The relevant assembly with (clang++ -s test.cpp -O3) is the following:

Lcfi2:
  .cfi_def_cfa_register %rbp
  movb  _flag_atomic(%rip), %al 
  testb $1, %al ; <<<<------------
  jne LBB0_2
A. K.
  • 34,395
  • 15
  • 52
  • 89
  • 1
    `b` operand-size is *byte*, not *bit*, so `$1` is a byte with only the low bit set. Weird that clang uses a separate load instead of `test` with a memory operand; the function doesn't use the value again so no need to have it in a register. Or actually, an [immediate + RIP-relative wouldn't micro-fuse](https://stackoverflow.com/questions/26046634/micro-fusion-and-addressing-modes) on Intel. It might also fail to macro-fuse, so you could end up with 3 fused-domain uops on Intel from `test $1, _flag_atomic(%rip) / jnz`. – Peter Cordes May 02 '18 at 13:56
  • Note that `movb` is already a micro-fused load + merge into the low byte of RAX, though, [on recent Intel](https://stackoverflow.com/questions/45660139/how-exactly-do-partial-registers-on-haswell-skylake-perform-writing-al-seems-to). `movzbl` would avoid the false dependency. So clang already has 3 unfused-domain uops (2 of them from the `movb`), but only 2 total fused-domain uops this way. – Peter Cordes May 02 '18 at 13:57
  • Yes, for some reason, this only happens with atomic_load, for a scalar load clang generates `cmpb` without using `%al`. – A. K. May 02 '18 at 14:16
  • 1
    Ah, yeah `atomic` gets treated specially inside the compiler, and (like `volatile`) sometimes ends gimping the optimizer. Current compilers don't even optimize away repeated atomic loads, although the current standard does allow that: [Can and does the compiler optimize out two atomic loads?](//stackoverflow.com/q/41820539) and especially my answer on [Why don't compilers merge redundant std::atomic writes?](//stackoverflow.com/q/45960387) – Peter Cordes May 02 '18 at 14:22
  • FYI, http://godbolt.org/ is really nice for playing with compiler asm output (e.g. your code: https://godbolt.org/g/oNarvk) with different options / compilers / versions. – Peter Cordes May 02 '18 at 14:24
  • 1
    Thanks for sharing the resources. Very useful! I regularly use godbolt btw. PS: https://gcc.gnu.org/bugzilla/show_bug.cgi?id=85610 – A. K. May 02 '18 at 14:32

2 Answers2

3

In AT&T syntax $ is the prefix for immediate values (see also); $1 is a plain 1, so your instruction sets the flags according to the least significant bit of al.

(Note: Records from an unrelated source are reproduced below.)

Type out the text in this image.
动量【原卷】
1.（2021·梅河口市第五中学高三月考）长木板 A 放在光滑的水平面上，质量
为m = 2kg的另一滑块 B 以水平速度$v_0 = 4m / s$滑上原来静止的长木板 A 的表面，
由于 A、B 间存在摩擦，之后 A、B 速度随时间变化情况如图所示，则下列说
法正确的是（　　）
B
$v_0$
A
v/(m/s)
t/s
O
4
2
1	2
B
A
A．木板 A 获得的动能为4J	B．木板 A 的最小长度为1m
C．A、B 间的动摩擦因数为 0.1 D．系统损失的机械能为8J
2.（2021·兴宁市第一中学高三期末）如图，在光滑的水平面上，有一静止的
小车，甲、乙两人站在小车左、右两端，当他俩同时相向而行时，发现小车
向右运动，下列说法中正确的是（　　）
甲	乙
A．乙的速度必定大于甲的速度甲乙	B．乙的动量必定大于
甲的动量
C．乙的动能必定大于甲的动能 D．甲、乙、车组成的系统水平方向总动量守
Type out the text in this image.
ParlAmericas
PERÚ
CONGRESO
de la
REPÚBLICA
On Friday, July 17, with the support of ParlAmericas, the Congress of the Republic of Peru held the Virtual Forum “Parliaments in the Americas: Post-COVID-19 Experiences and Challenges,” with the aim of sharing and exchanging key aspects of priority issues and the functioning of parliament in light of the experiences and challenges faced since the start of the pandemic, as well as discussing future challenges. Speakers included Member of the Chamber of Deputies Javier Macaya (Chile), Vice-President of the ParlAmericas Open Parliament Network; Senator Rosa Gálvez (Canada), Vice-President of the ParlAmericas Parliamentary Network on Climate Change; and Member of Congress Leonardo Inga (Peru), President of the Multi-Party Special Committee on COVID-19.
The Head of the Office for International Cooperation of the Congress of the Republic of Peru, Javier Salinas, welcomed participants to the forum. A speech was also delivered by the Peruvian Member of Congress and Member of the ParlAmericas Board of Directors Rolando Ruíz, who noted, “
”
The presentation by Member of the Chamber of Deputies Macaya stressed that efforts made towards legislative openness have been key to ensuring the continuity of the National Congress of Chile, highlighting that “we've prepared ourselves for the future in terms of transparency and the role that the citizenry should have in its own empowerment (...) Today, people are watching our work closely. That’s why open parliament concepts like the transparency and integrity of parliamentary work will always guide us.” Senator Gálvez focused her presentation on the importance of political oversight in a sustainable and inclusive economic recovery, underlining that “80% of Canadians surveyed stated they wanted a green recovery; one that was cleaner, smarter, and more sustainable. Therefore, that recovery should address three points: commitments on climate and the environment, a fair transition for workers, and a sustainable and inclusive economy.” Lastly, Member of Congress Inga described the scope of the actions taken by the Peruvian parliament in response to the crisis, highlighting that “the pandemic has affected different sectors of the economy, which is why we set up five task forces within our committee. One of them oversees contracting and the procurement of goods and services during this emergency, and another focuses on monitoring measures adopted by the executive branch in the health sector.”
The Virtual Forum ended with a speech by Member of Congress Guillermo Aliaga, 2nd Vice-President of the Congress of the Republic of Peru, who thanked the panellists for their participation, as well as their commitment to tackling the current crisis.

is it all ones (0xFF) or a single 1 (0x1)?

All ones would be

testb $-1, %al

or (exact same machine code, just disassembly preference)

testb $0xff, %al

which incidentally would have the exact same semantic as

testb %al, %al

(as a mask of 0xff over an 8 bit register doesn't mask anything), and in this case is also valid for your code, as for a boolean there should be no need to mask anything out to check if it's true (and indeed gcc prefers this last version for your code).

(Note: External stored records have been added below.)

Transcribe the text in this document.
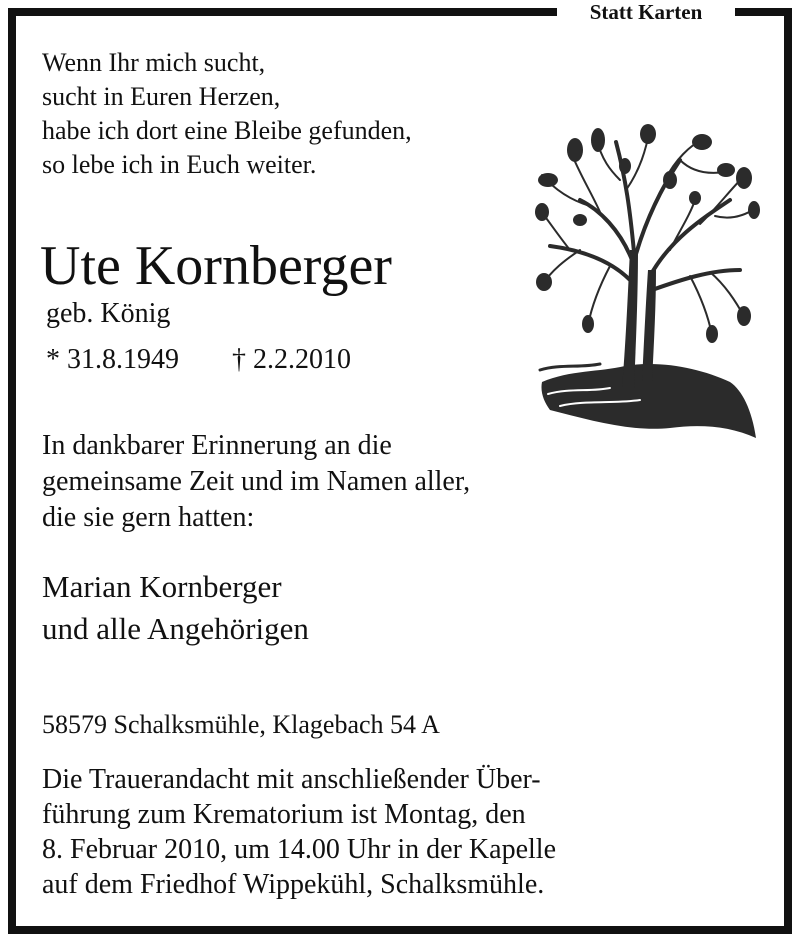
Statt Karten
Wenn Ihr mich sucht,
sucht in Euren Herzen,
habe ich dort eine Bleibe gefunden,
so lebe ich in Euch weiter.
Ute Kornberger
geb. König
* 31.8.1949 † 2.2.2010
In dankbarer Erinnerung an die
gemeinsame Zeit und im Namen aller,
die sie gern hatten:
Marian Kornberger
und alle Angehörigen
58579 Schalksmühle, Klagebach 54 A
Die Trauerandacht mit anschließender Über-
führung zum Krematorium ist Montag, den
8. Februar 2010, um 14.00 Uhr in der Kapelle
auf dem Friedhof Wippekühl, Schalksmühle.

movb  _flag_atomic(%rip), %al 
testb $1, %al
jne LBB0_2

in Intel syntax (no prefixes, no suffixes, dest, source operands order, explicit memory addressing syntax) this is

mov al, [rip+_flag_atomic]
test al, 1
jne LBB0_2

And, in pseudo-C:

%al = _flag_atomic;
if(%al & 1 != 0) goto LBB0_2;

(jne is an alias of jnz, which is probably more clear in this case).

Matteo Italia
  • 123,740
  • 17
  • 206
  • 299
0

0x is prefixed with hexadecimal number. 0 is prefixed with Octal number and if you do not mentioned any prefix it would be decimal number system. In your case this is 1 in decimal number system.

Sandeep
  • 333
  • 2
  • 7